During my first two years, I completed my coursework, passed my exams and presented my dissertation proposal in February 2016. I also studied, sampled, and started the analytical work regarding all objects from US museums included in my dissertation. Following that, I had the opportunity to attend DELPHI - the Delaware Public Humanities Institute supported by the National Endowment for the Humanities and the University of Delaware Center for Material Culture Studies. This two-week workshop helped me to develop tools for communication with non-specialist audiences through public speaking and digital media and sharing it with participants from other fields, like art history and fine arts.
During that Summer, I also began sampling pieces that are housed in non-US collections, particularly the ones in Portuguese collections. My study group of objects belongs mainly to US and Portuguese collections but is not exclusive to these two countries. Different institutions and individuals in different countries are contributing to my research either by giving permission for me to sample objects in their collections or by granting access in order to study related pieces. I have had invaluable support from the Winterthur Museum, the Peabody Essex Museum, and the Philadelphia Museum of Art in the US; from the São Roque Museum, the National Palace of Ajuda, and a private collector, all in Lisbon, as well as Jorge Welsh Works of Art both in Lisbon and in London; also in London: the Victoria & Albert Museum and Ronald Phillips Antiques; the Lacquer Museum in Munster, and the Royal Brighton Pavilion in Brighton.

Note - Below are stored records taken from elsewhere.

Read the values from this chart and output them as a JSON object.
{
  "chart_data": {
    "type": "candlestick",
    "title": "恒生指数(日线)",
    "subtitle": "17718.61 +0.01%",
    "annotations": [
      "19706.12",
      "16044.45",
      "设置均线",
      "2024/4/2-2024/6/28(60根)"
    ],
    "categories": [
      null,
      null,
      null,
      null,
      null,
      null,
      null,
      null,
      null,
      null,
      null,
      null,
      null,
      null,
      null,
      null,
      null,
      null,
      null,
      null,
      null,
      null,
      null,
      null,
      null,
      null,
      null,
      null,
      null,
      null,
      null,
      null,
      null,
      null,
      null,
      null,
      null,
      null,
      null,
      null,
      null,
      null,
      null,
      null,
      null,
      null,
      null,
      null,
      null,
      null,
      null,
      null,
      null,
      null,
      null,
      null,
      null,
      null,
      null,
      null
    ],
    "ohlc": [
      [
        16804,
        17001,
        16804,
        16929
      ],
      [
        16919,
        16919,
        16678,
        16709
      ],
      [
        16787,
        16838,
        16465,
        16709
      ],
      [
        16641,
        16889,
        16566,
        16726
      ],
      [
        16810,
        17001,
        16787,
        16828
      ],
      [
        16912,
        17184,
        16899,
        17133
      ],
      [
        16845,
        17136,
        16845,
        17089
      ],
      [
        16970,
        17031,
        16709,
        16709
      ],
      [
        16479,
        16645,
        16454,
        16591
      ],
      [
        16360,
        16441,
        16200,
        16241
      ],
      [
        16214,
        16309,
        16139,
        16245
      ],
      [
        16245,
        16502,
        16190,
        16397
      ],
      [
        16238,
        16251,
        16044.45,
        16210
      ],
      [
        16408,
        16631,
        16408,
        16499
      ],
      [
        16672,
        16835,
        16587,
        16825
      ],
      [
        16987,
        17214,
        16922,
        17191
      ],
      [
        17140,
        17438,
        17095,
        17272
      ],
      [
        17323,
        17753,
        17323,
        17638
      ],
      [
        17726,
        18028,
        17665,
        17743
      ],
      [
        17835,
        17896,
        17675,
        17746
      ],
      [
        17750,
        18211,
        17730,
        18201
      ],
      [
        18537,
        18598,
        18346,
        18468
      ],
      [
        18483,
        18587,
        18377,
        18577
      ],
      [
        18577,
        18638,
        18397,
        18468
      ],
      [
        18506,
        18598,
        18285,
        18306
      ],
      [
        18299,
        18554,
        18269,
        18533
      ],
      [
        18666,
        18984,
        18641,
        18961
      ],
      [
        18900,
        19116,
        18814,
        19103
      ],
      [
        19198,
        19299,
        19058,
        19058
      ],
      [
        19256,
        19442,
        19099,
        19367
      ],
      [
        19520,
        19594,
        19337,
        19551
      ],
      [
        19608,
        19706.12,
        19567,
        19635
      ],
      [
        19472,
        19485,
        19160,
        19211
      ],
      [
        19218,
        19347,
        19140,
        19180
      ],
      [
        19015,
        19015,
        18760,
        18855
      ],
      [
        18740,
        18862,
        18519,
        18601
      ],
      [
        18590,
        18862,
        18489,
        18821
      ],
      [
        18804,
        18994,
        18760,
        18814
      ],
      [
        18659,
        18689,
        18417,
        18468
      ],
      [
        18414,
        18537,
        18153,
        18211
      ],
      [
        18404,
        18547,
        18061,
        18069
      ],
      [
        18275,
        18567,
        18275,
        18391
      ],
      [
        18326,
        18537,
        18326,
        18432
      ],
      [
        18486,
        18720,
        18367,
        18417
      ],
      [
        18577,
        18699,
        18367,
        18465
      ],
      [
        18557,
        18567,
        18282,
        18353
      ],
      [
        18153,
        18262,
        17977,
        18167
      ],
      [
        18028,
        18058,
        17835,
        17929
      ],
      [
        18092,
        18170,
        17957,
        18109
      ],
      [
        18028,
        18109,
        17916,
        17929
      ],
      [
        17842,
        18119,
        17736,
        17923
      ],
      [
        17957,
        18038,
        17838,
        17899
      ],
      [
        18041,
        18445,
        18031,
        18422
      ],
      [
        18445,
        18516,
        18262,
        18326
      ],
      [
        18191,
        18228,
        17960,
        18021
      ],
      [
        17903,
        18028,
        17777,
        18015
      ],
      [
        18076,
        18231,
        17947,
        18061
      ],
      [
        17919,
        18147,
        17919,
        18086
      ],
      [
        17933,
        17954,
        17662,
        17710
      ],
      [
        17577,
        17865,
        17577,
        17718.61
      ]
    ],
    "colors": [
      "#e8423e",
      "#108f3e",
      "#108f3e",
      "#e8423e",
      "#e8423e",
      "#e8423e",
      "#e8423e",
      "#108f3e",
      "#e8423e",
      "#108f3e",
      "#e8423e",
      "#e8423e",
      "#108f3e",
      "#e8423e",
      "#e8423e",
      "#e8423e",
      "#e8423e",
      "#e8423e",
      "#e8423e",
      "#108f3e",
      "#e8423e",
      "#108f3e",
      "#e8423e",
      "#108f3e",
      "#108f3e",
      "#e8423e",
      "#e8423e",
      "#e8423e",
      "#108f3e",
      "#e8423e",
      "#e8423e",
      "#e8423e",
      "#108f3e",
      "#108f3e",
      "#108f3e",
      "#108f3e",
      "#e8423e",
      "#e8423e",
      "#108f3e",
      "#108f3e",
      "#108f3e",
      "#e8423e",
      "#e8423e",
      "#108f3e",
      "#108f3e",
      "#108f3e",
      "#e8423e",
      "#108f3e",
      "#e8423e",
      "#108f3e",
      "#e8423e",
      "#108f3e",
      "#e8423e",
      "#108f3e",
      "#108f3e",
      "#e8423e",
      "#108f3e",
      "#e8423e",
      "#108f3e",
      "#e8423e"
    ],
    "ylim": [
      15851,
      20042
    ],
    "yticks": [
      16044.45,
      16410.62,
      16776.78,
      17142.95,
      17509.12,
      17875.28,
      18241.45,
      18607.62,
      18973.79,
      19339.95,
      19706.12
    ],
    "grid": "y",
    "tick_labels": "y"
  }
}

As I am progressing through my candidacy research has been my focus. For a month and a half, between August and October 2016, with the support of the Phillips Library/Peabody Essex Museum, I was a Frances E. Malamy Fellow and had access to the extensive manuscript collection in Salem, MA. Shipping records were the most important part of my research since these include precious information about merchants, trade, and cargos that circulated between Salem and Guangzhou beginning in 1786 when the ship Grand Turk made the first round-trip between the two port cities. This stay in Salem also allowed me to spend more time studying the Peabody Essex Museum objects that constitute a substantial part of my study group. This visit ended with a presentation about my research to the Asian Export Art Visiting Committee that included a tour of several of the Chinese export art objects in storage at the PEM.